When a small business owner comes to us with a need for a new website, or even a website redesign, we start by asking a whole bunch of questions. Sure, the client expects that we’ll talk about color schemes, basic page layouts, and site functionality, but what always throws them is when we talk about their website brand identity.
What is brand identity? It’s how a business presents itself and how it wants to be perceived by its customers. A ton of elements go into creating that identity. The company name, logo colors, language, your advertisements, and how you interact with customers are all a part of building your brand identity.
Maintaining Brand Identity
I remember several years ago somebody sent me a link to the Dollar Shave Club’s new commercial. After watching it, I went to the company’s site to learn more. All of their sales copy was written with a sort of tongue-in-cheek, mildly snarky tone. The smile I had on my face from their commercial continued as I read their website content. A few minutes later, I signed up as a new member. The welcome email that followed carried the same lighthearted tone.
Dollar Shave Club makes a point to ensure that their messaging has the same tone through three different channels of communication: video ads, website copy, and email communications. By doing so, they’re building a brand identity that its customers come to expect. If their ads and website are all created in a fun and lighthearted way, receiving emails that sound like their lawyers wrote them would make for a huge disconnect. Any time that you present your customers with a disconnect, it can be the reason they jump ship and find a new company to buy from.
Building Your Brand Identity
There’s never a bad time to take a step back and review the content on your website. Is your content telling your audience a consistent story? Here are just a few of the things to consider when building your brand identity:
Name and Logo: Unless you run a company like Nike with an immediately recognizable logo, it’s a good idea to make sure that your brand name and logo portray who you are.
Tagline and/or Description: Since the words you use in your tagline and/or description are often picked up by search engines and will be the first bit of information customers learn about you, ensure that it is telling them what you want them to know about your company.
Home Page: When somebody lands on your home page, are you setting the right tone for how a customer can expect to interact with you throughout your professional relationship?
About Page: This is where people go to learn about you. Are you letting them get to know you or are you simply marketing to them? Get personal. Let them know who you are. People love to do business with genuine folks.
Imagery: Make sure you aren’t falling into the trap of using stock images everywhere on your site. If you need to fill a gap here or there with a stock image, that’s fine. But for the most part, your photos should be authentic and help the visitor connect.
Your Blog: Your blog is one of the easiest places to let your brand identity get away from you. If you run a law firm and your entire site is setting a tone of corporate professionalism, the tone of your blog shouldn’t be written by the funny guy in the office. Keep it consistent.
Your Marketing: If you run advertisements on Facebook or Google, it is critical that the tone of the ads match the tone of the associated landing page. When your visitor clicks an ad that takes them to a specified page on your website, but something about your landing page makes them think they clicked the wrong link or ended up at the wrong site, you’ve lost them.
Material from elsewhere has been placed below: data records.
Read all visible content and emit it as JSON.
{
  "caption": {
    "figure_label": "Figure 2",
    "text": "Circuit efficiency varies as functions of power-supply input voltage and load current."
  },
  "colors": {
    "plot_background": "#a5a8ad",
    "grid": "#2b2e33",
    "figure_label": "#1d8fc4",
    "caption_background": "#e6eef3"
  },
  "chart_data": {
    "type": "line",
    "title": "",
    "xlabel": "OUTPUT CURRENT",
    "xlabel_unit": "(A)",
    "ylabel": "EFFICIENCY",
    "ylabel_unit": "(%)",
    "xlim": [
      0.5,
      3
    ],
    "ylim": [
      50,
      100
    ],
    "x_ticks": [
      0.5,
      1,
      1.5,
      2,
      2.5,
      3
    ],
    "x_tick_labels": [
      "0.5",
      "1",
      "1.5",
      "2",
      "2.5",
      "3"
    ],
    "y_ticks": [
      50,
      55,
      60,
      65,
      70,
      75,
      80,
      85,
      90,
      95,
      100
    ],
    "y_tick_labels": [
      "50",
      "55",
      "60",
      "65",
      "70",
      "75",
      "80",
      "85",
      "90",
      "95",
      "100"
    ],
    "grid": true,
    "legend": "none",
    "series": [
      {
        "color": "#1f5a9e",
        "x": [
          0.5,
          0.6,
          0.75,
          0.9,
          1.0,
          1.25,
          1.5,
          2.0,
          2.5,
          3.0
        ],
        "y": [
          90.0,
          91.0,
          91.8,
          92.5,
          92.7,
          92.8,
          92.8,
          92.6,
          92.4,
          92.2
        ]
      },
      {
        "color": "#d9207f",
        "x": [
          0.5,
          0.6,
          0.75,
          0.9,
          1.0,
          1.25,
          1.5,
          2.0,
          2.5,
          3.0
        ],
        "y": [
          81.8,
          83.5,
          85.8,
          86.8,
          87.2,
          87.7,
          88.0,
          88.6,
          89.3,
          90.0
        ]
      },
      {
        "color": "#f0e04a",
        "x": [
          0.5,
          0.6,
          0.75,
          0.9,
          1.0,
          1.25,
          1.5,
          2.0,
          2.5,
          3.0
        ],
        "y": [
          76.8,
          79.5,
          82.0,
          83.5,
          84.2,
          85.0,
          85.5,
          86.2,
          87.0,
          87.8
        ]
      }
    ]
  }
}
Social Media: You can think of your social media profiles as being an extension of your blog and your marketing channels. How you connect on social should be in line with how you connect on your website.
Telling your story
While you may know that the main goal of your website is to get more leads for your business, how you build your brand identity can play a part in making the initial sale and your ability to retain a client long term. Telling a consistent story on your website, blog, social media, and marketing channels will guarantee that your customers know who you are and what they can expect when they work with you.